Methods: Data were obtained from our department in Athens, between October 1994 and September 2014 (240 months). We evaluated all AE occurring this period for patients allergic only to pollens, according to the results of skin prick testing. A positive SPT was defined as a wheal size at least 3 mm greater than the negative control. AE were defined as a deterioration in asthma resulting in an unscheduled visit (i.e patient-initiated) leading to change in asthma treatment or the need for oral steroids for>3 days and/or emergency room visit/hospitalization. Data are presented as monthly averages of these years of combined data, as a percent above (+) or below (-) the average monthly value (%) for the 240 months under study.

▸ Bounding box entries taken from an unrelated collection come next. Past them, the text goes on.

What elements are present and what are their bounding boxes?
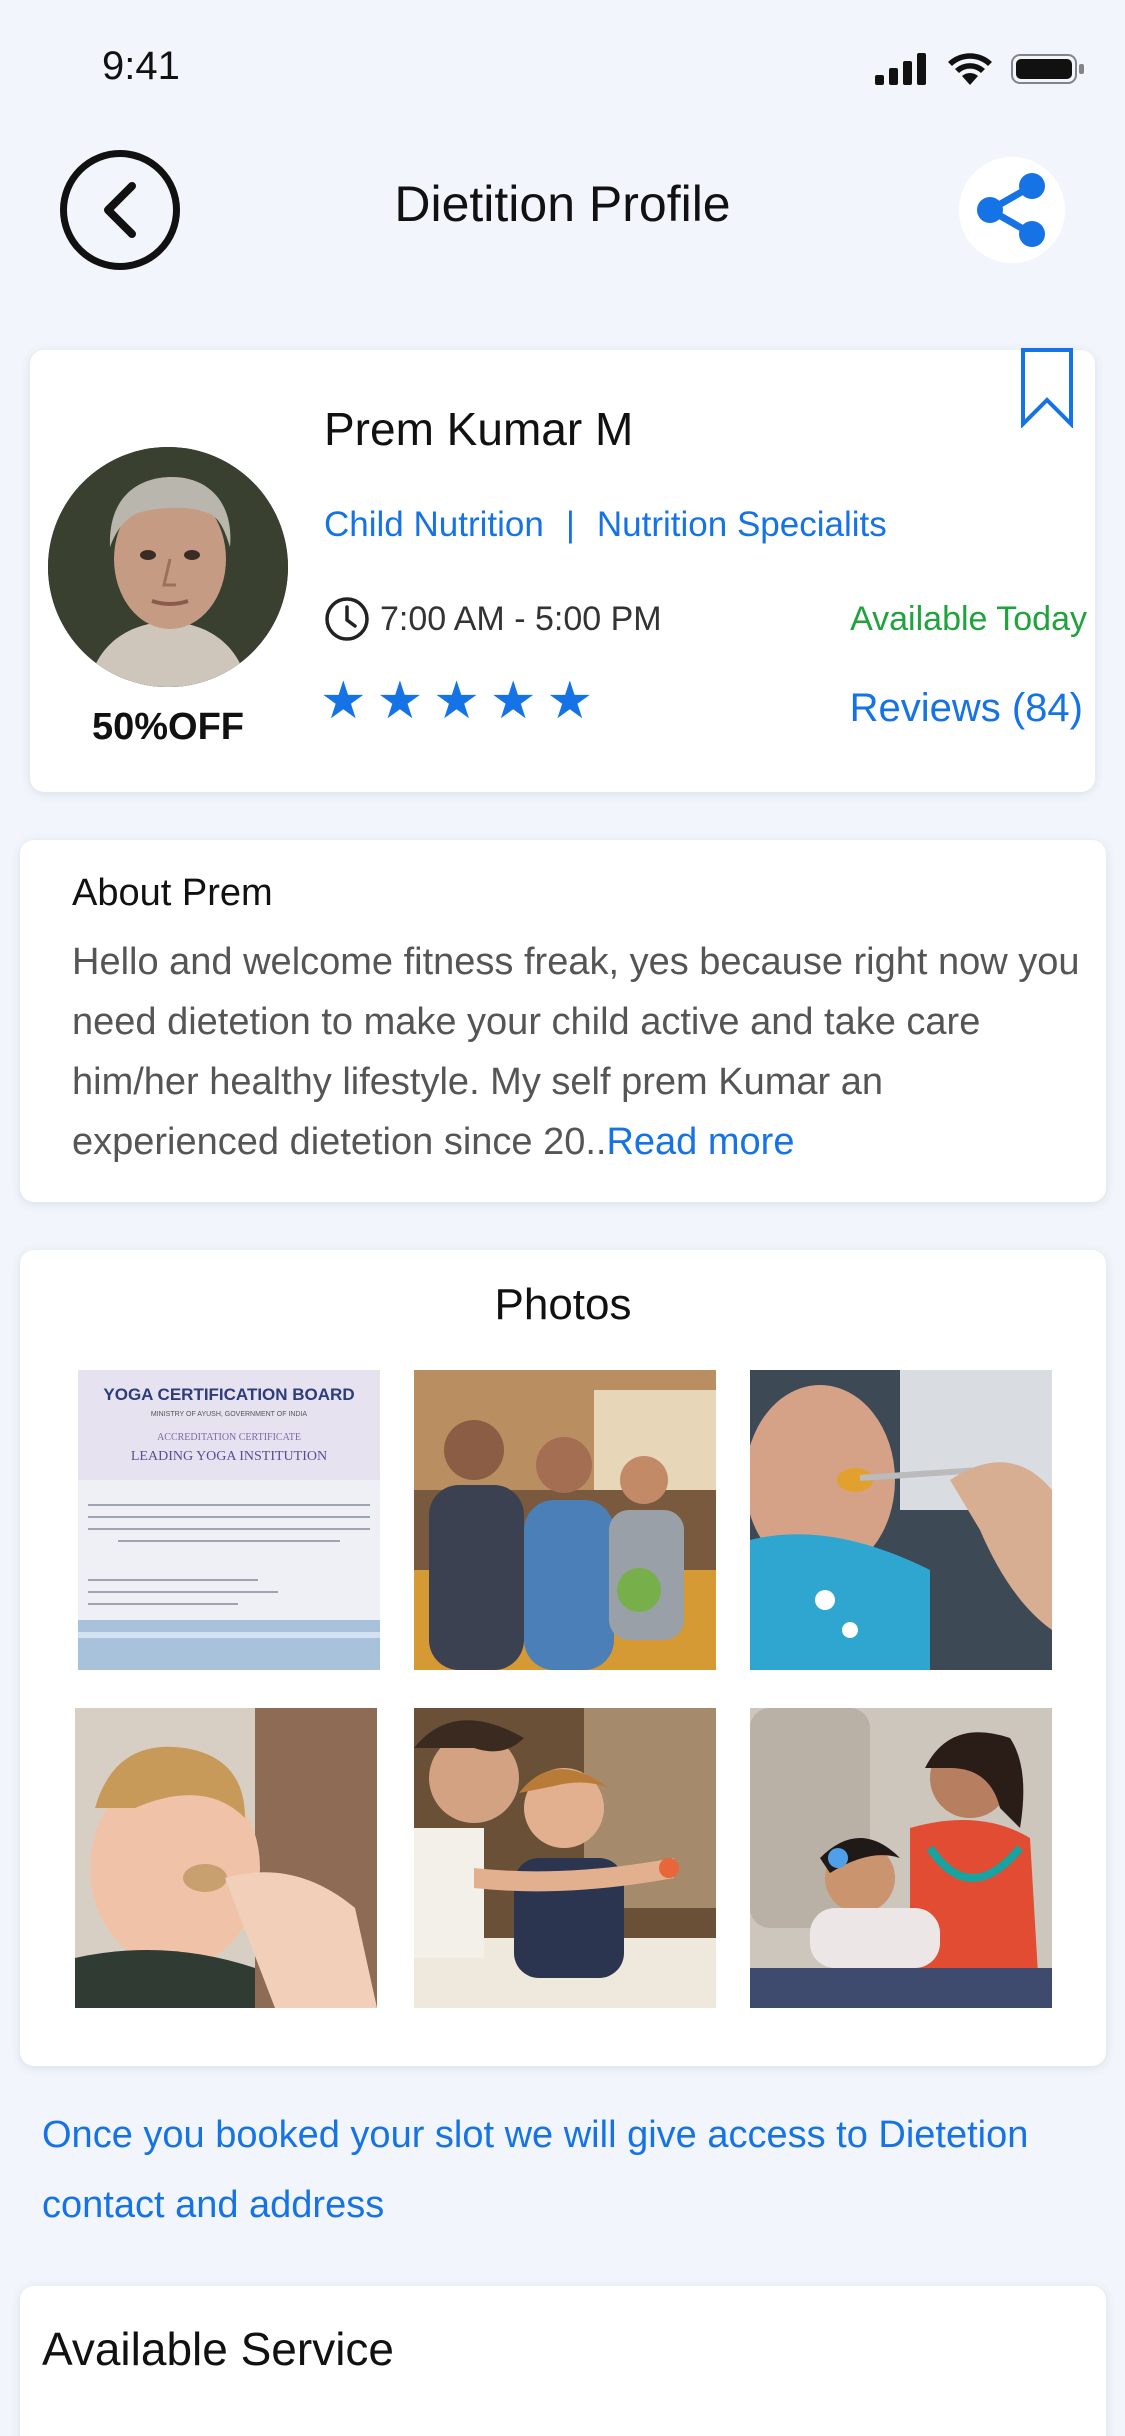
certificate-heading: ACCREDITATION CERTIFICATE	[157, 1432, 301, 1443]
working-hours: 7:00 AM - 5:00 PM	[324, 596, 662, 642]
star-icon: ★	[320, 672, 367, 730]
available-service-card: Available Service	[20, 2286, 1106, 2436]
specialty-separator: |	[565, 505, 575, 544]
share-icon	[977, 173, 1045, 247]
avatar-photo	[48, 447, 288, 687]
photos-card: Photos YOGA CERTIFICATION BOARD MINISTRY…	[20, 1250, 1106, 2066]
certificate-board: YOGA CERTIFICATION BOARD	[103, 1385, 354, 1404]
availability-status: Available Today	[850, 600, 1087, 638]
about-text: Hello and welcome fitness freak, yes bec…	[72, 932, 1092, 1172]
star-icon: ★	[546, 672, 594, 730]
status-icons	[875, 52, 1085, 86]
wifi-icon	[948, 53, 992, 85]
battery-icon	[1011, 54, 1084, 84]
read-more-link[interactable]: Read more	[606, 1121, 794, 1163]
share-button[interactable]	[959, 157, 1065, 263]
star-icon: ★	[489, 672, 537, 730]
specialty-tag[interactable]: Child Nutrition	[324, 505, 544, 545]
toddler-eating-image	[75, 1708, 377, 2008]
mother-feeding-image	[414, 1708, 716, 2008]
baby-eating-image	[750, 1370, 1052, 1670]
certificate-subtitle: LEADING YOGA INSTITUTION	[131, 1449, 327, 1464]
specialty-tag[interactable]: Nutrition Specialits	[597, 505, 887, 545]
avatar	[48, 447, 288, 687]
about-title: About Prem	[72, 872, 273, 914]
profile-card[interactable]: 50%OFF Prem Kumar M Child Nutrition | Nu…	[30, 348, 1095, 792]
service-title: Available Service	[42, 2323, 395, 2375]
photo-family[interactable]	[414, 1370, 716, 1670]
hours-text: 7:00 AM - 5:00 PM	[380, 599, 662, 638]
star-icon: ★	[433, 672, 480, 730]
status-time: 9:41	[102, 44, 180, 88]
status-bar: 9:41	[0, 0, 1125, 130]
photo-toddler-eating[interactable]	[75, 1708, 377, 2008]
star-icon: ★	[376, 672, 424, 730]
navigation-header: Dietition Profile	[0, 145, 1125, 275]
photo-certificate[interactable]: YOGA CERTIFICATION BOARD MINISTRY OF AYU…	[78, 1370, 380, 1670]
photo-mother-feeding[interactable]	[414, 1708, 716, 2008]
booking-access-note: Once you booked your slot we will give a…	[42, 2114, 1029, 2226]
reviews-link[interactable]: Reviews (84)	[850, 686, 1083, 731]
photo-baby-eating[interactable]	[750, 1370, 1052, 1670]
page-title: Dietition Profile	[394, 176, 731, 232]
dietitian-name: Prem Kumar M	[324, 403, 634, 455]
photo-mother-baby[interactable]	[750, 1708, 1052, 2008]
certificate-ministry: MINISTRY OF AYUSH, GOVERNMENT OF INDIA	[151, 1411, 308, 1418]
about-card: About Prem Hello and welcome fitness fre…	[20, 840, 1106, 1202]
rating-stars: ★ ★ ★ ★ ★	[320, 675, 593, 727]
bookmark-icon	[1021, 348, 1073, 429]
bookmark-button[interactable]	[1019, 348, 1075, 433]
mother-baby-image	[750, 1708, 1052, 2008]
specialty-list: Child Nutrition | Nutrition Specialits	[324, 505, 887, 545]
discount-label: 50%OFF	[91, 706, 245, 748]
signal-icon	[875, 53, 926, 85]
clock-icon	[325, 597, 369, 641]
certificate-image: YOGA CERTIFICATION BOARD MINISTRY OF AYU…	[78, 1370, 380, 1670]
family-image	[414, 1370, 716, 1670]
photos-title: Photos	[494, 1280, 632, 1329]
about-description: Hello and welcome fitness freak, yes bec…	[72, 941, 1080, 1163]
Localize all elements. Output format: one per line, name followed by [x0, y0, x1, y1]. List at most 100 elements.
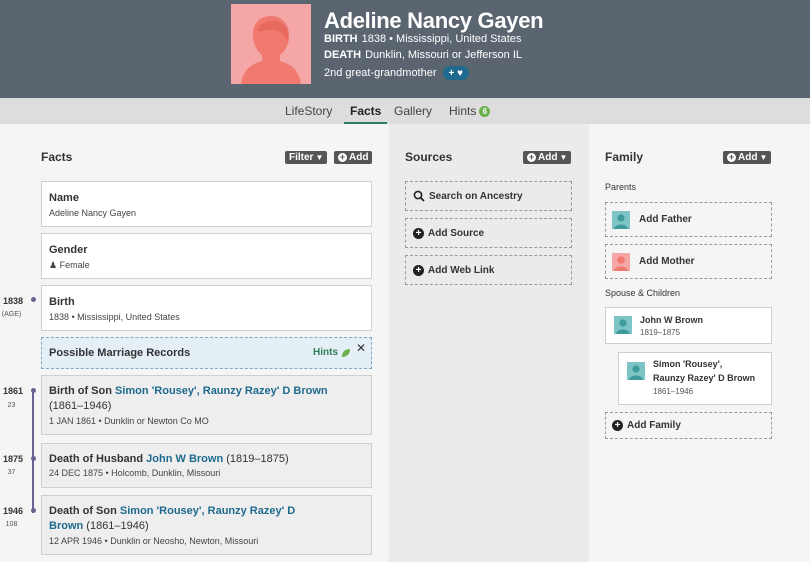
event-years: (1861–1946): [83, 520, 149, 532]
son-link[interactable]: Simon 'Rousey', Raunzy Razey' D Brown: [115, 385, 328, 397]
name-fact-title: Name: [49, 192, 79, 204]
add-fact-label: Add: [349, 152, 369, 163]
timeline-line: [32, 391, 34, 513]
add-web-link-button[interactable]: + Add Web Link: [405, 255, 572, 285]
birth-value: 1838 • Mississippi, United States: [361, 33, 522, 45]
hints-link[interactable]: Hints: [313, 347, 351, 358]
death-line: DEATH Dunklin, Missouri or Jefferson IL: [324, 49, 522, 61]
event-prefix: Death of Son: [49, 505, 120, 517]
chevron-down-icon: ▼: [559, 153, 568, 162]
gender-fact-card[interactable]: Gender ♟ Female: [41, 233, 372, 279]
relationship-text: 2nd great-grandmother: [324, 67, 437, 79]
plus-icon: +: [413, 227, 424, 239]
event-prefix: Death of Husband: [49, 453, 147, 465]
child-years: 1861–1946: [653, 387, 694, 396]
male-avatar-icon: [612, 211, 630, 229]
husband-link[interactable]: John W Brown: [146, 453, 223, 465]
person-name: Adeline Nancy Gayen: [324, 8, 544, 33]
name-fact-card[interactable]: Name Adeline Nancy Gayen: [41, 181, 372, 227]
family-title: Family: [605, 150, 644, 164]
tab-lifestory[interactable]: LifeStory: [285, 98, 332, 124]
hints-count-badge: 6: [479, 106, 491, 117]
marriage-hint-card[interactable]: Possible Marriage Records Hints ✕: [41, 337, 372, 369]
search-ancestry-button[interactable]: Search on Ancestry: [405, 181, 572, 211]
timeline-year: 1875: [2, 454, 23, 464]
event-card[interactable]: Birth of Son Simon 'Rousey', Raunzy Raze…: [41, 375, 372, 435]
add-mother-button[interactable]: Add Mother: [605, 244, 772, 279]
child-name-line1: Simon 'Rousey',: [653, 359, 723, 369]
male-avatar-icon: [627, 362, 645, 380]
event-text: Death of Son Simon 'Rousey', Raunzy Raze…: [49, 504, 309, 534]
leaf-icon: [342, 348, 350, 357]
add-family-label: Add Family: [627, 420, 681, 431]
timeline-year: 1946: [2, 506, 23, 516]
plus-icon: +: [413, 264, 424, 276]
timeline-dot: [31, 456, 36, 461]
add-mother-label: Add Mother: [639, 256, 695, 267]
event-years: (1861–1946): [49, 400, 112, 412]
child-name-line2: Raunzy Razey' D Brown: [653, 373, 756, 383]
event-date: 24 DEC 1875 • Holcomb, Dunklin, Missouri: [49, 468, 221, 478]
death-label: DEATH: [324, 49, 362, 61]
plus-icon: +: [727, 152, 736, 162]
birth-label: BIRTH: [324, 33, 358, 45]
spouse-card[interactable]: John W Brown 1819–1875: [605, 307, 772, 344]
timeline-age: (AGE): [1, 311, 22, 318]
timeline-dot: [31, 297, 36, 302]
tab-hints-label: Hints: [449, 104, 477, 118]
child-card[interactable]: Simon 'Rousey', Raunzy Razey' D Brown 18…: [618, 352, 772, 405]
event-card[interactable]: Death of Son Simon 'Rousey', Raunzy Raze…: [41, 495, 372, 555]
person-icon: ♟: [49, 260, 58, 270]
gender-fact-value: Female: [59, 260, 90, 270]
add-family-menu-button[interactable]: + Add ▼: [723, 151, 772, 164]
birth-line: BIRTH 1838 • Mississippi, United States: [324, 33, 521, 45]
close-icon[interactable]: ✕: [356, 341, 366, 355]
search-icon: [413, 190, 425, 202]
filter-button[interactable]: Filter ▼: [285, 151, 328, 164]
add-source-button[interactable]: + Add Source: [405, 218, 572, 248]
timeline-age: 37: [7, 469, 16, 476]
hints-link-label: Hints: [313, 347, 338, 358]
name-fact-value: Adeline Nancy Gayen: [49, 208, 137, 218]
tab-facts[interactable]: Facts: [344, 98, 388, 124]
spouse-children-label: Spouse & Children: [605, 288, 681, 298]
event-prefix: Birth of Son: [49, 385, 115, 397]
chevron-down-icon: ▼: [315, 153, 324, 162]
hint-title: Possible Marriage Records: [49, 347, 191, 359]
event-date: 1 JAN 1861 • Dunklin or Newton Co MO: [49, 416, 209, 426]
add-family-button[interactable]: + Add Family: [605, 412, 772, 439]
filter-label: Filter: [289, 152, 314, 163]
tab-hints[interactable]: Hints 6: [449, 98, 491, 124]
profile-tabs: LifeStory Facts Gallery Hints 6: [0, 98, 810, 124]
timeline-year: 1861: [2, 386, 23, 396]
female-avatar-icon: [612, 253, 630, 271]
timeline-age: 23: [7, 402, 16, 409]
timeline-dot: [31, 388, 36, 393]
gender-fact-row: ♟ Female: [49, 260, 90, 271]
add-fact-button[interactable]: + Add: [334, 151, 373, 164]
birth-fact-title: Birth: [49, 296, 75, 308]
tab-gallery[interactable]: Gallery: [394, 98, 432, 124]
gender-fact-title: Gender: [49, 244, 88, 256]
add-source-label: Add Source: [428, 227, 485, 239]
birth-fact-value: 1838 • Mississippi, United States: [49, 312, 180, 322]
timeline-dot: [31, 508, 36, 513]
death-value: Dunklin, Missouri or Jefferson IL: [365, 49, 522, 61]
add-father-button[interactable]: Add Father: [605, 202, 772, 237]
event-card[interactable]: Death of Husband John W Brown (1819–1875…: [41, 443, 372, 488]
plus-icon: +: [338, 152, 347, 162]
birth-fact-card[interactable]: Birth 1838 • Mississippi, United States: [41, 285, 372, 331]
male-avatar-icon: [614, 316, 632, 334]
relationship-button[interactable]: + ♥: [442, 66, 470, 80]
add-source-menu-button[interactable]: + Add ▼: [523, 151, 572, 164]
chevron-down-icon: ▼: [759, 153, 768, 162]
add-source-menu-label: Add: [538, 152, 558, 163]
facts-title: Facts: [41, 150, 73, 164]
search-ancestry-label: Search on Ancestry: [429, 190, 523, 202]
timeline-age: 108: [5, 521, 18, 528]
add-web-link-label: Add Web Link: [428, 264, 495, 276]
event-years: (1819–1875): [223, 453, 289, 465]
profile-header: Adeline Nancy Gayen BIRTH 1838 • Mississi…: [0, 0, 810, 98]
event-date: 12 APR 1946 • Dunklin or Neosho, Newton,…: [49, 536, 259, 546]
profile-avatar[interactable]: [231, 4, 311, 84]
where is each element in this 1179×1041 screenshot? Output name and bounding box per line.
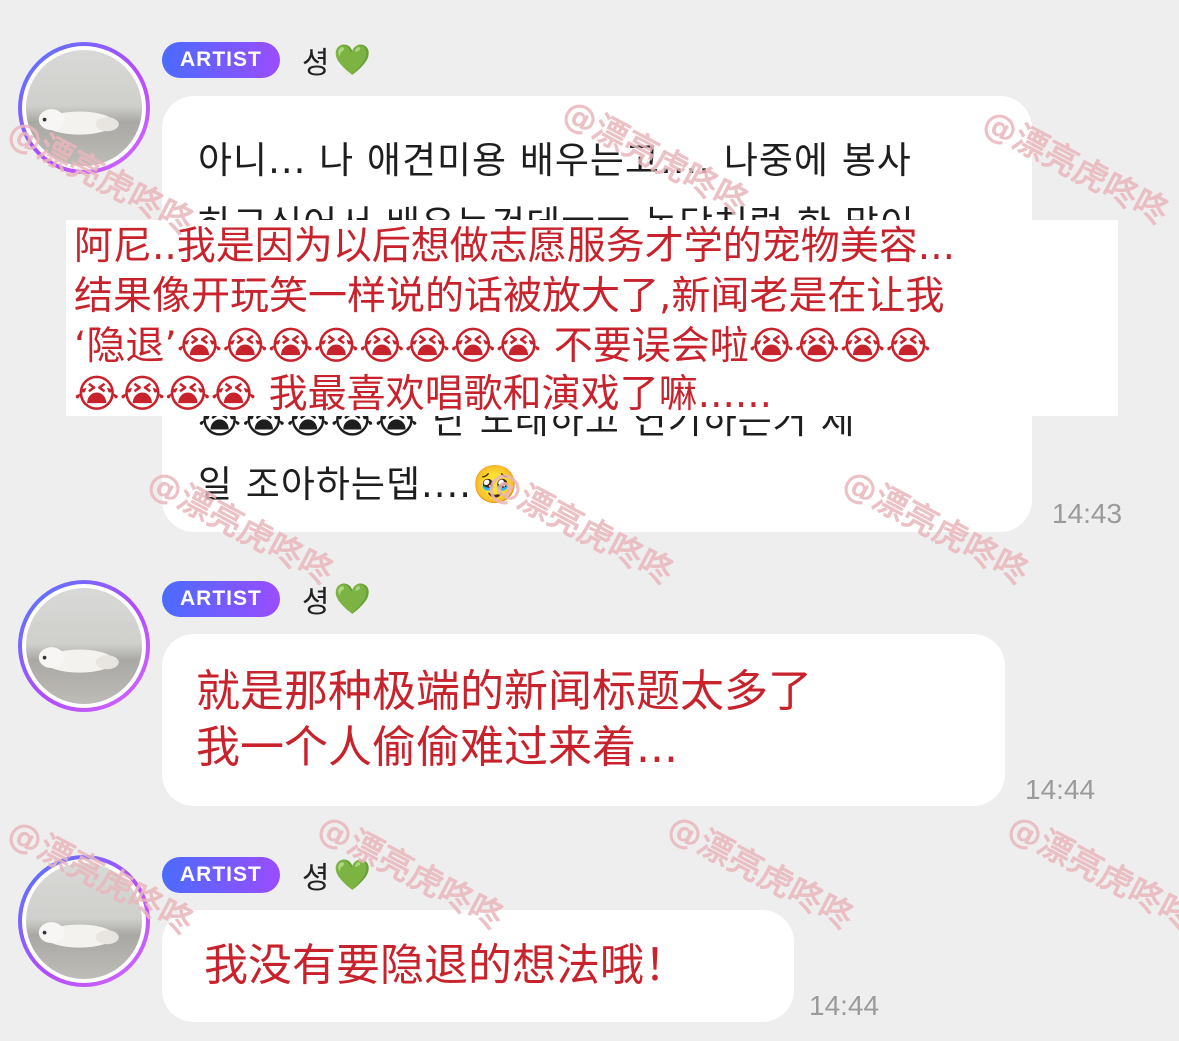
avatar[interactable]: [18, 580, 150, 712]
sender-row: ARTIST 셩 💚: [162, 38, 371, 82]
translation-line: 结果像开玩笑一样说的话被放大了,新闻老是在让我: [74, 274, 945, 319]
message-bubble[interactable]: 就是那种极端的新闻标题太多了 我一个人偷偷难过来着...: [162, 634, 1005, 806]
watermark: @漂亮虎咚咚: [1000, 807, 1179, 939]
message-time: 14:43: [1052, 498, 1123, 529]
translation-line: 😭😭😭😭 我最喜欢唱歌和演戏了嘛......: [74, 372, 773, 417]
message-time: 14:44: [1025, 774, 1096, 805]
translation-line: 我一个人偷偷难过来着...: [196, 722, 678, 773]
translation-line: 就是那种极端的新闻标题太多了: [196, 666, 812, 717]
artist-badge: ARTIST: [162, 581, 280, 617]
sleeping-dog-photo-icon: [26, 588, 142, 704]
sender-name[interactable]: 셩: [302, 853, 330, 897]
sender-name[interactable]: 셩: [302, 38, 330, 82]
translation-line: 我没有要隐退的想法哦！: [204, 940, 688, 991]
message-time: 14:44: [809, 990, 880, 1021]
sender-row: ARTIST 셩 💚: [162, 853, 371, 897]
sender-row: ARTIST 셩 💚: [162, 579, 371, 620]
translation-overlay: 阿尼..我是因为以后想做志愿服务才学的宠物美容... 结果像开玩笑一样说的话被放…: [66, 220, 1118, 417]
translation-line: 阿尼..我是因为以后想做志愿服务才学的宠物美容...: [74, 224, 955, 269]
korean-text-line: 아니... 나 애견미용 배우는고.... 나중에 봉사: [198, 139, 912, 182]
green-heart-icon: 💚: [333, 42, 371, 78]
green-heart-icon: 💚: [333, 581, 371, 617]
artist-badge: ARTIST: [162, 42, 280, 78]
translation-line: ‘隐退’😭😭😭😭😭😭😭😭 不要误会啦😭😭😭😭: [74, 324, 932, 369]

Results: There were 1.723 AE (1.099 in males, 624 in females) in 1.219 asthmatic patients (798 males, 421 females). From 1.723 AE, 218 were identified in patients 0-14 years, 615 in patients 15-29 years, 600 in patients 30-44 years and 290 in patients >45 years. The results by month, AE number and percent above or below an average monthly value (%) were respectively the following:January-54-(-62.3%), February-45-(-68.6%), March-93-(-35.1%), April-230-(+60.4%), May-826-(+476%), June-192-(+33.9%), July-60-(-58.1%), August-37-(-74.2%), September-43-(-70%), October-53-(-63%), November-51-(-64.4%), December-39-(-72.8%)
Conclusion: These findings suggest that AE in the Athens region have a clear cut seasonal (monthly) variation in patients allergic to pollens. An increase in AE occurred in three months (April, May, June) and a decrease in the rest of the months. It is of great interest to note that especially in May occurred a huge increase (peak) in AE (+476%) in patients allergic to pollens (May epidemic). This study suggests that aeroallergens (pollens) can exacerbate asthma, especially in May, in Greece and the results may offer significant opportunities for improved disease management.